Some surveys bear that out. Voters still rank “the economy” as their top concern, according to the Pew Research Center. But these days “the economy” means something besides debt reduction. In 2013, 72 percent of Americans thought reducing the budget deficit should be a top priority for the president; in 2016, 56 percent did, Pew found.
While Minge discussed economic anxiety, Hamline University political scientist Joseph Peschek posited an opposite theory. He said recent “positive news on job creation and income growth” might have blunted voters’ concerns about paying down the debt and balancing the budget.
“Things are not as dire as they were during the Great Recession or the weak recovery,” Peschek said. So the debt situation “doesn’t lend itself to alarm bells.”
Gene Sperling, Clinton’s chief economic adviser, echoed that sentiment at a CRFB forum last week.
“It is hard to say that [the national debt] is the fundamental crisis the country faces right now,” he told MacGuineas.
Thinking the debt and the deficit don’t matter is a dangerous delusion, MacGuineas, Penny and Minge all warn. Tax cuts do not pay for themselves and infrastructure construction must be paid for if it is to promote economic growth, CRFB maintains.
Even without Trump’s economic plan, current projections show the debt increasing by $9 trillion in the next decade. CRFB said the jump “is largely the result of rising entitlement spending and growing interest costs.” Reforming Social Security, Medicare and Medicaid were not even mentioned in the debate.
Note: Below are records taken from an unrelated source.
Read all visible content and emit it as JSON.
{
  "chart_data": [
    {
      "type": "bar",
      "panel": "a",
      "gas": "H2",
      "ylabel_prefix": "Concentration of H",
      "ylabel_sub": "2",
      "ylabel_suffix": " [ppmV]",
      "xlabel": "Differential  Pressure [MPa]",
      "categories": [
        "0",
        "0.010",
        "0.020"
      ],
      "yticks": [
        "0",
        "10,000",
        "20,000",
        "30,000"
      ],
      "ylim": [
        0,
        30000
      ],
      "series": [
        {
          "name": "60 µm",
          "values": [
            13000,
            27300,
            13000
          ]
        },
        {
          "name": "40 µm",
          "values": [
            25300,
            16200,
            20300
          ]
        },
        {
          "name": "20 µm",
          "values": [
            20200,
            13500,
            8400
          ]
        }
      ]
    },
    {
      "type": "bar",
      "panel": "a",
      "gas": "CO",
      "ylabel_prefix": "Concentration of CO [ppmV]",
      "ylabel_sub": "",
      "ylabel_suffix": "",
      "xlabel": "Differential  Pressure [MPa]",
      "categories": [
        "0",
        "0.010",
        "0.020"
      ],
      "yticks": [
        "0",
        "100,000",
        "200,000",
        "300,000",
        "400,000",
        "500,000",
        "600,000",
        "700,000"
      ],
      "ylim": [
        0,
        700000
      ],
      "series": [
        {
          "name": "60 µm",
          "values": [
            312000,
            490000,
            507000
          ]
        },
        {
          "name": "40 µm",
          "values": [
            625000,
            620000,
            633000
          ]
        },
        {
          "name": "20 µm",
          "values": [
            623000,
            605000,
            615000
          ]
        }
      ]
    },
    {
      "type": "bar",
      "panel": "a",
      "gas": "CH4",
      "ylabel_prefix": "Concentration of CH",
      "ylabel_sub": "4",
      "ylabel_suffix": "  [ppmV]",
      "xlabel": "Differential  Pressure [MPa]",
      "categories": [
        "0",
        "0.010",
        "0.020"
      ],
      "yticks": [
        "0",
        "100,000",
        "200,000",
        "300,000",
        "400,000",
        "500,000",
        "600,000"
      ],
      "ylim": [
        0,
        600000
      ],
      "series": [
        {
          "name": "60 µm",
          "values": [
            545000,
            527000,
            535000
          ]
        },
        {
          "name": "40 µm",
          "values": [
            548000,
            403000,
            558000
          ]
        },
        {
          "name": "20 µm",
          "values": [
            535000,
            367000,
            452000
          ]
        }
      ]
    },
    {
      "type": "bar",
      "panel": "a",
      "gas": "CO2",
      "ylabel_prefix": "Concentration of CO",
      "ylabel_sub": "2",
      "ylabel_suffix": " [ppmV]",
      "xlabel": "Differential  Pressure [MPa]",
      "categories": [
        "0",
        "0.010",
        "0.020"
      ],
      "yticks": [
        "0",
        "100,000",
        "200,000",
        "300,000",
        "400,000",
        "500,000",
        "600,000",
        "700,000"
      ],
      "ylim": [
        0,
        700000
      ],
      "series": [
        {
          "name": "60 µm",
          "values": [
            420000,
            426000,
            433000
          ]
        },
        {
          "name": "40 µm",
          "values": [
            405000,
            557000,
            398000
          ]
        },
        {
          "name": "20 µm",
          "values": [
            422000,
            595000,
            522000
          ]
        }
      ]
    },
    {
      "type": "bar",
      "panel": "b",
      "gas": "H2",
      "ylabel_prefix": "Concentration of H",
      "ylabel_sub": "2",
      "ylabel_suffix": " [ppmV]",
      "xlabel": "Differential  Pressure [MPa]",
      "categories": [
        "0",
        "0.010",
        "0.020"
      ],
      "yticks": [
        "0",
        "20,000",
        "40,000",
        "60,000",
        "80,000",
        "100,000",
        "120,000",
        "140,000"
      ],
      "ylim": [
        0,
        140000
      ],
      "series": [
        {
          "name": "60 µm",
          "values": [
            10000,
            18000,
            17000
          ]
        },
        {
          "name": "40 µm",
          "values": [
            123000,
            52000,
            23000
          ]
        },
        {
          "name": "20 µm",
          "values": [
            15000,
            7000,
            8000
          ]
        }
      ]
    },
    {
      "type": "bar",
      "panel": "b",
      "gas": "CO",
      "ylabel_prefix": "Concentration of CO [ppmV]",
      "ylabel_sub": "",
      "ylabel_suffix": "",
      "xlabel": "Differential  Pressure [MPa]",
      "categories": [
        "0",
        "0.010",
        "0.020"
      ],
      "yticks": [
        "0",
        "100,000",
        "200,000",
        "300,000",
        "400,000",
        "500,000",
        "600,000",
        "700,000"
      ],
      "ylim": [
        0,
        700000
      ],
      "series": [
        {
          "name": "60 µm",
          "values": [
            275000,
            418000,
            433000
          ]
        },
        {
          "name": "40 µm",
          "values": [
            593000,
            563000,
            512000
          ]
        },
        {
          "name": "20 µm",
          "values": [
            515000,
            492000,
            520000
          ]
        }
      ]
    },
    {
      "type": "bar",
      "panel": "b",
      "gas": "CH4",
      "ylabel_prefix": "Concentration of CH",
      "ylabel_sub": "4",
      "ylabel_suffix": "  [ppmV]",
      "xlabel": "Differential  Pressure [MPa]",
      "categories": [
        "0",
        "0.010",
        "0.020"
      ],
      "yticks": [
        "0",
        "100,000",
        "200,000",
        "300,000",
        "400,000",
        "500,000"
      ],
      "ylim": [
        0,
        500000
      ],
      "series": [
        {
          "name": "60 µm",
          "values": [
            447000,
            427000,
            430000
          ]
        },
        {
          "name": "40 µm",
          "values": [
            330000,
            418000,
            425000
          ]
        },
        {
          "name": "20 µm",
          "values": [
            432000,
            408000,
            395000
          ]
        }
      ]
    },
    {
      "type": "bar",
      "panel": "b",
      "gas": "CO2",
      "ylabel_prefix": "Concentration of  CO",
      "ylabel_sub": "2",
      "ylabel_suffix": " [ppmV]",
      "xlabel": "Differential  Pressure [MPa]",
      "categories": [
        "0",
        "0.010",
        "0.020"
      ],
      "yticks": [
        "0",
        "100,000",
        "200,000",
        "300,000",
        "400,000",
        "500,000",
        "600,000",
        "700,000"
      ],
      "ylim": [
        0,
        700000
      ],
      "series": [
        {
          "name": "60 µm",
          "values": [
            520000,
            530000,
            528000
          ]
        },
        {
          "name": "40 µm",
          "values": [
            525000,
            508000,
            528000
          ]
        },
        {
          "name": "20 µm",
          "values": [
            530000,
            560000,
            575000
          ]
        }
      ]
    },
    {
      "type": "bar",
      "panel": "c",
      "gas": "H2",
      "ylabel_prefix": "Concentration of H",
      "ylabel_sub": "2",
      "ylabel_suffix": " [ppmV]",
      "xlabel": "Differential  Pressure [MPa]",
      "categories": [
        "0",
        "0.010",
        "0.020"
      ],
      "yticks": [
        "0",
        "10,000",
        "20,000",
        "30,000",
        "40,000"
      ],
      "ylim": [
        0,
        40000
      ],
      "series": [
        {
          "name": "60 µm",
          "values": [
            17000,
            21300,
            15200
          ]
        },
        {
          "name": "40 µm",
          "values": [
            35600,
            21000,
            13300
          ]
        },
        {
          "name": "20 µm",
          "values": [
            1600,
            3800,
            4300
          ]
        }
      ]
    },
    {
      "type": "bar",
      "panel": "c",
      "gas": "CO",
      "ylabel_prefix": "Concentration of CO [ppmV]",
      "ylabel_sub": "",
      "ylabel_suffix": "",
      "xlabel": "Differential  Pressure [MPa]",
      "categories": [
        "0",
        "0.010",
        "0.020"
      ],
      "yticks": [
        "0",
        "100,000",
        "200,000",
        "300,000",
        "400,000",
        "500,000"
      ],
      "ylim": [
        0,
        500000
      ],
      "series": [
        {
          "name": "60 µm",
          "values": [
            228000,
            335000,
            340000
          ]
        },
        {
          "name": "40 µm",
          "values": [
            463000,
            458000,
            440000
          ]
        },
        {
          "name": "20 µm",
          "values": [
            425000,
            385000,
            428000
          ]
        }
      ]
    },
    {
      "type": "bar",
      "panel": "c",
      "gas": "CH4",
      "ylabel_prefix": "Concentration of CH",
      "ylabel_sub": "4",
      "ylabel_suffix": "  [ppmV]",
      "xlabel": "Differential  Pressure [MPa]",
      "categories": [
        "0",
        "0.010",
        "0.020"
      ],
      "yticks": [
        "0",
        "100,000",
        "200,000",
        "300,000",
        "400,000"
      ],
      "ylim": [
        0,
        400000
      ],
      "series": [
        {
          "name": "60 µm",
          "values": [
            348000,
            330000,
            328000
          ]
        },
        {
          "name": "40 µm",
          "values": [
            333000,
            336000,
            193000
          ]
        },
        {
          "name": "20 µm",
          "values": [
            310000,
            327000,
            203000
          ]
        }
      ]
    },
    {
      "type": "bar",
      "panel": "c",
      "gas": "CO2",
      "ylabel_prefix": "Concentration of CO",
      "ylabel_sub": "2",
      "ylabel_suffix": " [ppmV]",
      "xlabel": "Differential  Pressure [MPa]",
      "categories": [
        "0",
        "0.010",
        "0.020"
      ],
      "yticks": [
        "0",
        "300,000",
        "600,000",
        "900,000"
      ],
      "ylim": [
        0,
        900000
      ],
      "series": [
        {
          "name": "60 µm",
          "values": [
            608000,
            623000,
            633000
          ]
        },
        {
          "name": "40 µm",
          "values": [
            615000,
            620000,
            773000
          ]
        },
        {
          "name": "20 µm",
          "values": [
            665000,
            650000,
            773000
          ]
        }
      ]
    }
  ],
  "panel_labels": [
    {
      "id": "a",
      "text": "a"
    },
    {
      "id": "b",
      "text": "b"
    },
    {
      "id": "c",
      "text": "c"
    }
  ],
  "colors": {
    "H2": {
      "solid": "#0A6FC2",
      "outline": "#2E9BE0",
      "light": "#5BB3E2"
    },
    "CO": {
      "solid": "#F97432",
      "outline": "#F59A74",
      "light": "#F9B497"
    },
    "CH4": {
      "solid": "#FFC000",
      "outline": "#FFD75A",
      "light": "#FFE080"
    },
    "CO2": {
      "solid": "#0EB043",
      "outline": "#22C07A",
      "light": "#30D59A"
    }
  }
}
Republicans are traditionally the ones who focus on the debt and deficit, Peschek explained. But Trump has talked about the nation borrowing its way to prosperity taking advantage of low interest rates. Now, he says he can make the economy growth two or three times as fast as it has recently by cutting business tax rates and tax rates for the rich.
Democrats don’t care to focus on trimming the debt, Peschek pointed out, because they associate it with austerity measures that cut government programs rather than raise revenue.
At this point, MacGuineas thinks the presidential campaign could use a little Minnesota discipline.
“I don’t know what it is in the water there,” she said. “But the folks from Minnesota have been so engaged and so good on this issue, our board would be nowhere without having had their leadership.”